The Program Committee has selected these four areas as major organizing themes for the WorldForum and kept them purposefully broad in order to promote inclusion of the range of issues, efforts and research that pertain to the safety and well being of children across diverse programmatic, policy, cultural, and geographic contexts.
The Program Committee has identified five focus areas that serve as cross-cutting themes, and are critical in impacting a large and significant segment of the child population across different nations. Participants are encouraged to consider these sub-themes in relation to their work as they prepare their proposals for WorldForum presentations.
CROSS-CUTTING FOCUS AREAS:
- Poverty, Hunger and Nutrition: The recent economic crisis has exacerbated poverty, hunger, and access to resources for families throughout the world.
- Family Stability/Immigration/Migration/Mobility: We recognize the central role that families play in protecting their children and creating healthy environments despite overwhelming odds. This is a time of great mobility across the globe and increasing tensions for displaced and immigrant families.
- Minority and Indigenous Languages, Identity, and Culture: We recognize the right of all people to full enjoyment of all human rights and fundamental freedoms including respect for their languages, identities, and cultures.
- Racial/Ethnic Disparities and Social Justice: Racial and ethnic disparities continue to grow as nations struggle with equity for all of its members.
- Active Participation and Empowerment of Youth and Families: We are interested in innovative ways to empower youth as actors in creating solutions to challenges, determining their own lives, and advocating for their rights.

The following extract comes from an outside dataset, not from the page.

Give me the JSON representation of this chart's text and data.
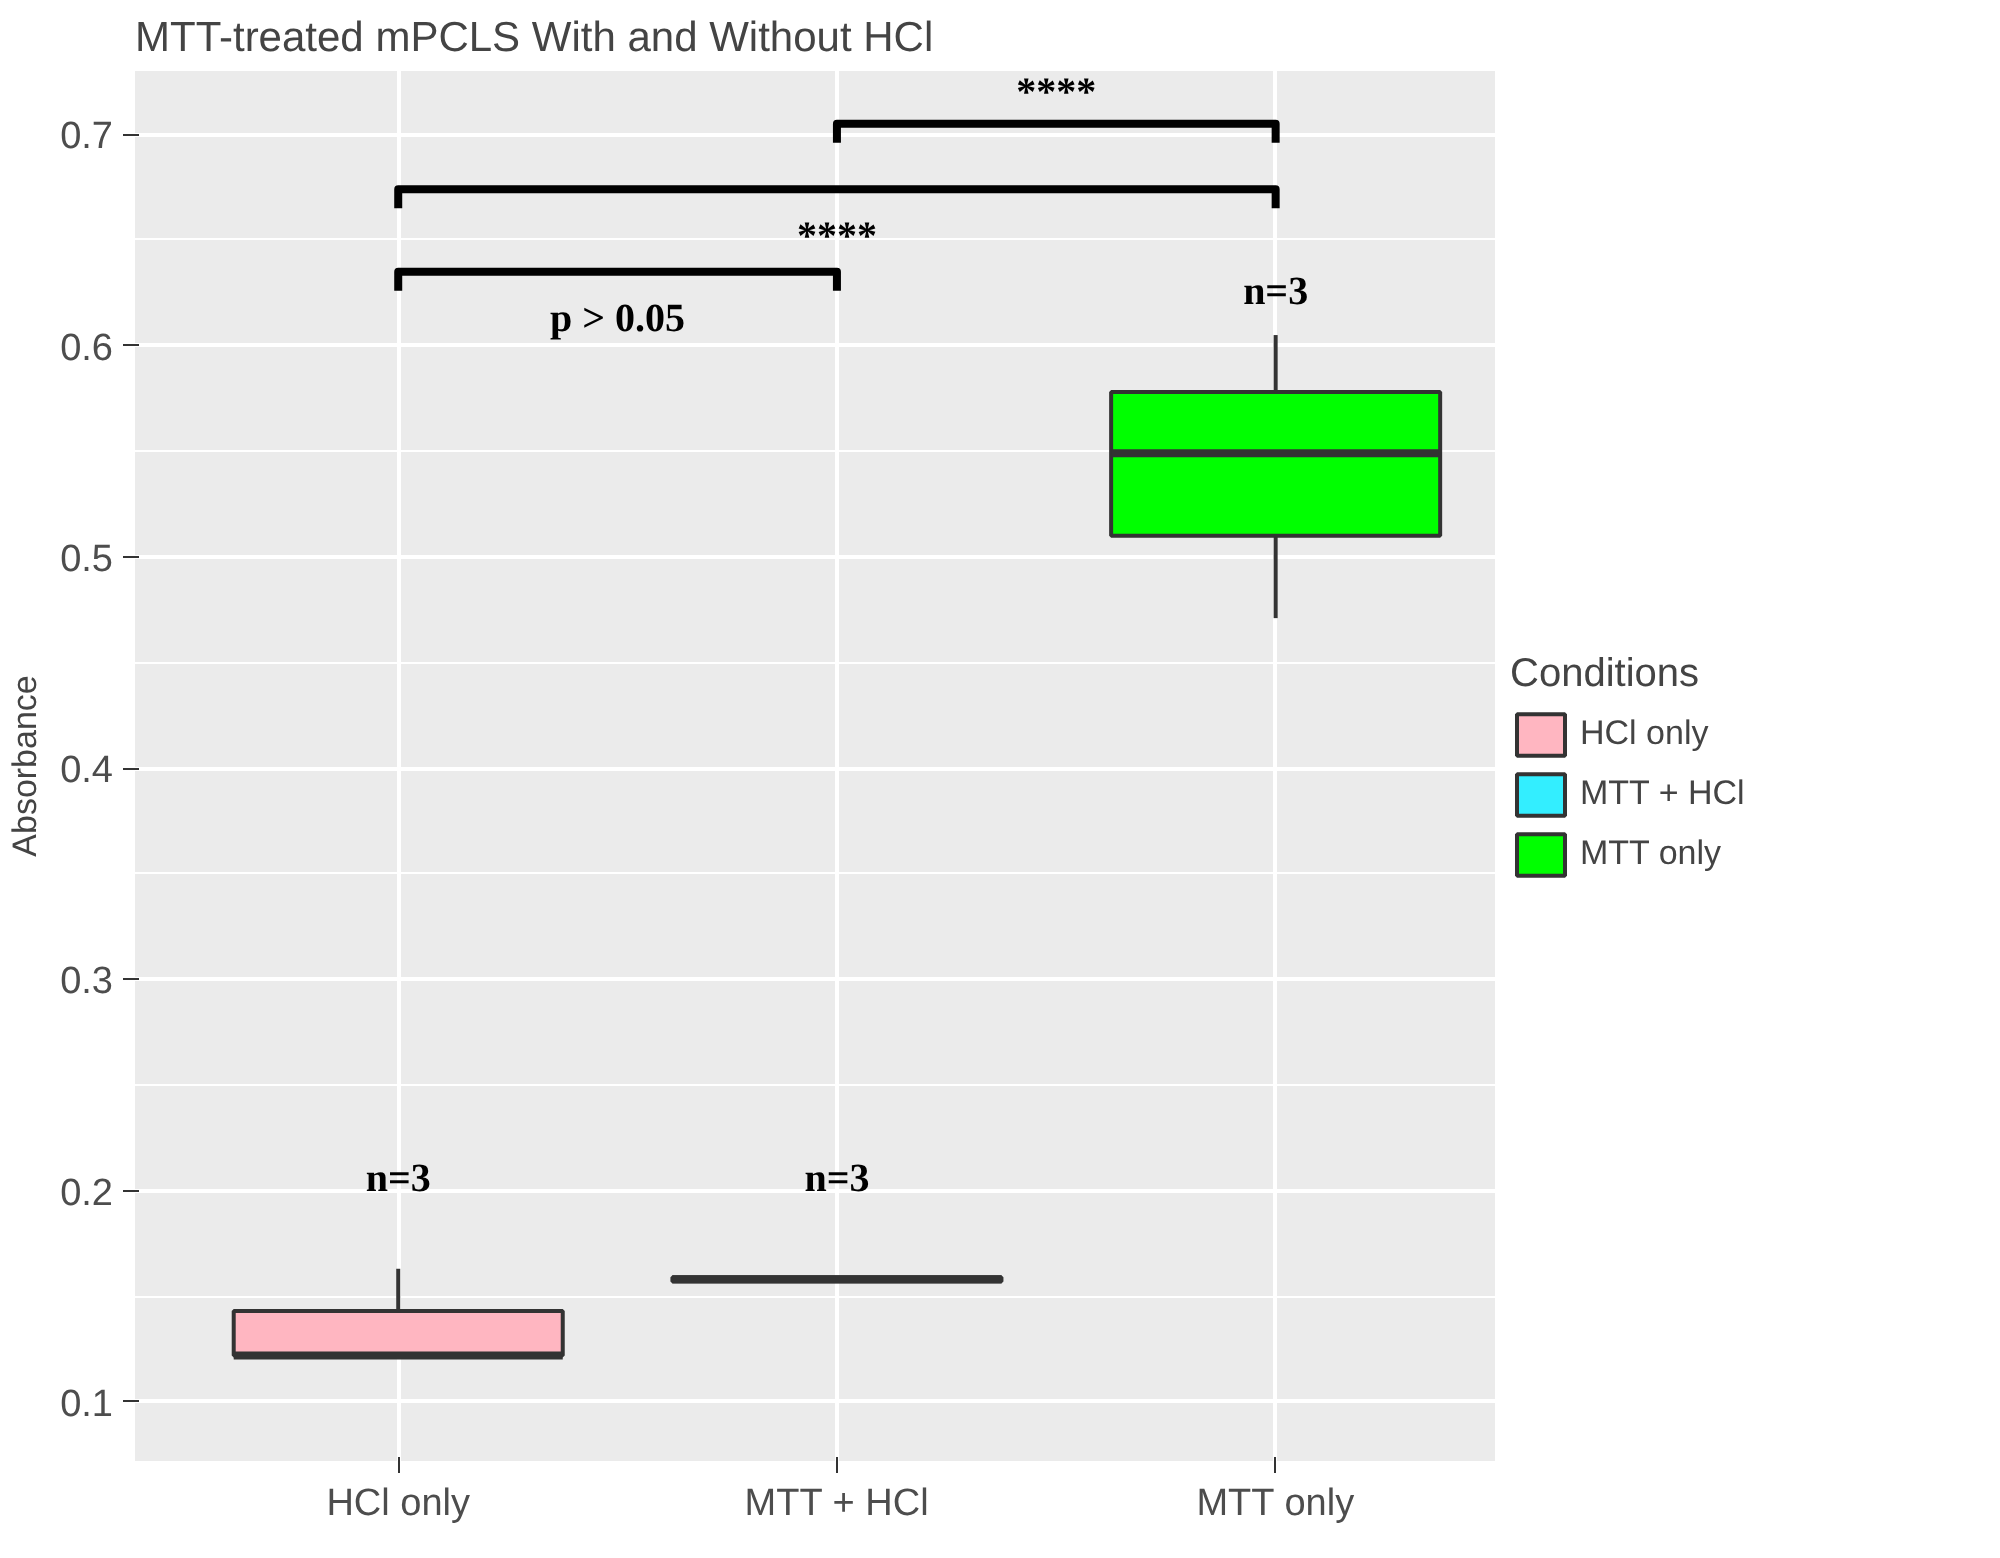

These social, economic, and environmental issues are advancing with unprecedented speed, magnitude, and impact. They are challenging the capacity of our political and organizational systems to respond and to work toward a better future. The well known futurologist Thomas Homer-Dixon has said, that “looking back from the year 2100, we’ll see a period when our creations – technological, social, ecological – outstripped our understanding and we lost control of our destiny. And we will think – if only we’d had the ingenuity and will to prevent some of that. I am convinced that there is still time to muster that ingenuity – but the hour is late”.
The 21st Annual WorldForum in New York promises to stimulate, challenge, and energize the international child welfare community to fully integrate the broadest trends with the vast and deep intelligence derived from the day-to-day work of practitioners across the globe. Join us!